Mittwoch, 15. Mai 2019

Pflastersteine


Der nordfriesische Dichter, Maler und Revolutionär Harro Harring starb am 15. Mai 1870 im Exil in Saint Helier auf Jersey. Victor Hugo, selbst Exilant auf einer Kanalinsel, nannte den Friedhof der Flüchtlinge unser Westminster und St. Denis. Harro Harring hat in diesem Blog schon seit 2010 einen Post, dem ich heute noch einige Dinge hinzufügen möchte. Das eine sind seine mehrbändigen Reisebeschreibungen Rhonghar Jarr: Fahrten eines Friesen in Dänemark, Deutschland, Ungarn, Holland, Frankreich, Griechenland, Italien und der Schweiz; vier Bände nebst einem Vorläufer, die man im Internet lesen kann. Wenn ich auf einen Netzfund wie Rhonghar Jarr hinweise, möchte ich Harrings Tragikomische Abenteuer eines Philhellenen mit dem schönen Vorwort von Heinrich Conrad nicht auslassen. Das andere ist die Biographie von Peter Matthews Harro Harring: Rebell der Freiheit, die war 2010 als ich den Harro Harring Post schrieb, noch nicht erschienen. Wenn auch der romanhafte Stil etwas stört, ist es aber das Beste, was derzeit zu Harring auf dem Markt ist. Und es ist auch ein Buch, das allen Facetten des Nordfriesen Harring gerecht wird. Das Buch Harro Harring, der Friese von Thusnelda Kühl aus dem Jahre 1906 war schon bei seinem Erscheinen keine sichere Quelle.

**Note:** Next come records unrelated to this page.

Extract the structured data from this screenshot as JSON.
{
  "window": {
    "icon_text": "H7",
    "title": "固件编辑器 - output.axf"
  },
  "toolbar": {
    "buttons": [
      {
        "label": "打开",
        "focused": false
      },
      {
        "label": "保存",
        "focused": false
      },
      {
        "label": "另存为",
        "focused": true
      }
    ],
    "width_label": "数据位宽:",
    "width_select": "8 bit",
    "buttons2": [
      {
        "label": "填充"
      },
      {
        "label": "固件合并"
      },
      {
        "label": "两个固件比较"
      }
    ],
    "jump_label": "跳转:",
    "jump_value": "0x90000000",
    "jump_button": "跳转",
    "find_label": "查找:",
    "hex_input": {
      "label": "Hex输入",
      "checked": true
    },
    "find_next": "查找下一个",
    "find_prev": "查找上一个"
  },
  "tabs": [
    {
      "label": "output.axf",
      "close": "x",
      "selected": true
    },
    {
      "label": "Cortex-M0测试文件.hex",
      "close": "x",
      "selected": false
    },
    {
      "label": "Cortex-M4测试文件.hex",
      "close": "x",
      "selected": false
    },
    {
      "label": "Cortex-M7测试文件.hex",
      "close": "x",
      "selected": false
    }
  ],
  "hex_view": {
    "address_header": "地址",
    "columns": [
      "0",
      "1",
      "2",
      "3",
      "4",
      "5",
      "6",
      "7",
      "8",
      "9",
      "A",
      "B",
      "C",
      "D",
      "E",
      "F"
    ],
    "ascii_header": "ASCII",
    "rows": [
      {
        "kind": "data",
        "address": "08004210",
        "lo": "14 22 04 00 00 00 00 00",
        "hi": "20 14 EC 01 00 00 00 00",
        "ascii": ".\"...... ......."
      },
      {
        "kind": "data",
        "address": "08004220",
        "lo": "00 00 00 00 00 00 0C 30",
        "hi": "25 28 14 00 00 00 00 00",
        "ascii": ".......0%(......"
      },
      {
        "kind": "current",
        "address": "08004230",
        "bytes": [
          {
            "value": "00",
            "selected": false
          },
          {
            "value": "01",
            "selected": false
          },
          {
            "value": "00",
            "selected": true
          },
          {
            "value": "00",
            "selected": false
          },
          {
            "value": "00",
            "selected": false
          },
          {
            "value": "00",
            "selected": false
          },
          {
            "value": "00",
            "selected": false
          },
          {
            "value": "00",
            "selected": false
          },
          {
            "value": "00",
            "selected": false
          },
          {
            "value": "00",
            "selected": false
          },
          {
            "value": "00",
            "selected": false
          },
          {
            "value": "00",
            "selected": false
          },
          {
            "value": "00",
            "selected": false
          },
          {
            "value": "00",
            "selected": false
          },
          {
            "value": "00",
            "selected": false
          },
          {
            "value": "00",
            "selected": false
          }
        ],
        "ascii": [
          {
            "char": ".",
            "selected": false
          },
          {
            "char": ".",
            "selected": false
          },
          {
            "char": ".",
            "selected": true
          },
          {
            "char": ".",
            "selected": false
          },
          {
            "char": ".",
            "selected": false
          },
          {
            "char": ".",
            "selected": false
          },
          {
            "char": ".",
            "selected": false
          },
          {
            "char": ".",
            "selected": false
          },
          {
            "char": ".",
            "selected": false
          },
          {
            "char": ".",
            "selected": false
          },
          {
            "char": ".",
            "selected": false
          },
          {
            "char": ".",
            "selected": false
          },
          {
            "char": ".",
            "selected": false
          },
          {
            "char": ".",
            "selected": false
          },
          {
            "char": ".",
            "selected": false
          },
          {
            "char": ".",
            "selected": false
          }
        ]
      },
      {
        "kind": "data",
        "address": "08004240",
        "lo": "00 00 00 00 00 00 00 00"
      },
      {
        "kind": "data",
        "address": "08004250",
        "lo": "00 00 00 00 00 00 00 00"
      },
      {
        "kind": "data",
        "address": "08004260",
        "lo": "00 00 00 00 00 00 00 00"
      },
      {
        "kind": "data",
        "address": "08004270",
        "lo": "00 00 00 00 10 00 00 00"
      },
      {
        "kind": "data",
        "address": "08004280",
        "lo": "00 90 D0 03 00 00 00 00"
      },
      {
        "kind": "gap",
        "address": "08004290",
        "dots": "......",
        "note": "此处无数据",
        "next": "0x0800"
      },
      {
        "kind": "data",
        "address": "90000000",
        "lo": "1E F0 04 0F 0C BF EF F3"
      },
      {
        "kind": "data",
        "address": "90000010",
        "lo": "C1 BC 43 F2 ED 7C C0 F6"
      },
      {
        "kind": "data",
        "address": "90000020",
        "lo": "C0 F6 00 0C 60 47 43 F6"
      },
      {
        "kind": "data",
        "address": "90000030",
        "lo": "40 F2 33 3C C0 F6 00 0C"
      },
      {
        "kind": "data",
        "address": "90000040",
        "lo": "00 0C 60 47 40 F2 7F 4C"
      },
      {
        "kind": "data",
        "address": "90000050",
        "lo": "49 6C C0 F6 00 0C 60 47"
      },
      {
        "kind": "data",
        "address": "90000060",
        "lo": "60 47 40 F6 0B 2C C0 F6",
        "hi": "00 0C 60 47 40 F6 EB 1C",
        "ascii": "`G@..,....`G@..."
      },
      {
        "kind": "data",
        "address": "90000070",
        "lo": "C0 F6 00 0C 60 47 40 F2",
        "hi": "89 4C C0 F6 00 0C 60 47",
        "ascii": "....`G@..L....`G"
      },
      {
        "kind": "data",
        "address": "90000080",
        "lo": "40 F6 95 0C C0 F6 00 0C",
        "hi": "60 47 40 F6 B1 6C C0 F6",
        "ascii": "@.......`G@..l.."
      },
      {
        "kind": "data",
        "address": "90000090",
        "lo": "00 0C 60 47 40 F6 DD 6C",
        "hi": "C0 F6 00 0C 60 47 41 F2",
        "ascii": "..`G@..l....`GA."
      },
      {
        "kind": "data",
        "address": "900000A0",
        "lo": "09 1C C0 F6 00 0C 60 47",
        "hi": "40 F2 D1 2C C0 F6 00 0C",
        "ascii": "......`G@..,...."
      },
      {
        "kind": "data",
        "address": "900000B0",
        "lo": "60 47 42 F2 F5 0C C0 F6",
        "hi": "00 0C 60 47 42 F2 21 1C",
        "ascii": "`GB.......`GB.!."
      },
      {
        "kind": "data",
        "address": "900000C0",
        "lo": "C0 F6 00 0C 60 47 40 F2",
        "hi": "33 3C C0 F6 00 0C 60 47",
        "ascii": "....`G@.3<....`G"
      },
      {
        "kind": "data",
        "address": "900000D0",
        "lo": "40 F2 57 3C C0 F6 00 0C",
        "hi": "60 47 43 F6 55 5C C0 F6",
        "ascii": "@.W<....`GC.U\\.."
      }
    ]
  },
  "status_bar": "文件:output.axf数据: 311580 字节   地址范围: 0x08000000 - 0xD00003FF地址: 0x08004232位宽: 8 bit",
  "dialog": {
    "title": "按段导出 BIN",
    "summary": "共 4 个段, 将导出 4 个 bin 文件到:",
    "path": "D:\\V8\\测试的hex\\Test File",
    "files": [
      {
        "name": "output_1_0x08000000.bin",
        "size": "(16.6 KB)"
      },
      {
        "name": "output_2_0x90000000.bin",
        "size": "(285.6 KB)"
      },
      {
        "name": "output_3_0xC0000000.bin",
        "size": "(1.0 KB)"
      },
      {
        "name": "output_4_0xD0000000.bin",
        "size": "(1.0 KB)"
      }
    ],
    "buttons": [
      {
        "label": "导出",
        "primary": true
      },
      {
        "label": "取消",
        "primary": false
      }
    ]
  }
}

Karl Marx hat Harring gehasst, er hat keine Gelegenheit ausgelassen, ihn zu verhöhnen. Sie können das Bösartigste in dem Post Harro Harring lesen. Wir vergessen Karl Marx einmal einen Augenblick und wenden uns anderen Quellen zu. Harring galt als gescheiterter Wirrkopf – bis der Historiker Walter Grab auf ihn aufmerksam wurde und ihn als eine der erstaunlichsten Figuren im Zeitalter zwischen dem Sturz Napoleons und dem Beginn der Arbeiterbewegung bezeichnete. Mit seinem Aufsatz „Harro Harring – ein revolutionärer Odysseus der Freiheit“ gab er 1982 den Impuls zur Gründung der Harring-Gesellschaft, können wir auf der Homepage der Harro Harring Gesellschaft lesen. Und glücklicherweise ist der Aufsatz des Historikers, der der Ehrenpräsident der Gesellschaft werden wird, im Internet, Sie können ihn hier lesen.

Der Direktor der Harro Harring Gesellschaft wurde Ulrich Schulte-Wülwer, ein Kunsthistoriker, der die Flensburger Kunstsammlungen gepflegt hat und dem wir den wunderbaren Katalog Malerei in Schleswig-Holstein verdanken. So etwas hat die Kunsthalle Kiel nicht zu bieten. Unter Jens Christian Jensen ist zwar mal der alte Katalog von Lilli Martius überarbeitet worden, aber das kann man nicht mit Malerei in Schleswig-Holstein vergleichen. Als Ulrich Schulte-Wülwer in den Ruhestand ging, sagte er: Sicherlich das leidige Thema Geld. Als städtisches Museum bekommen wir keinen Pfennig vom Land wie etwa Gottorf oder die Kunsthalle Kiel. Aber ich muss in Dankbarkeit sagen, dass die Stadt Flensburg immer ihr Möglichstes getan hat, den Betrieb am Laufen zu halten.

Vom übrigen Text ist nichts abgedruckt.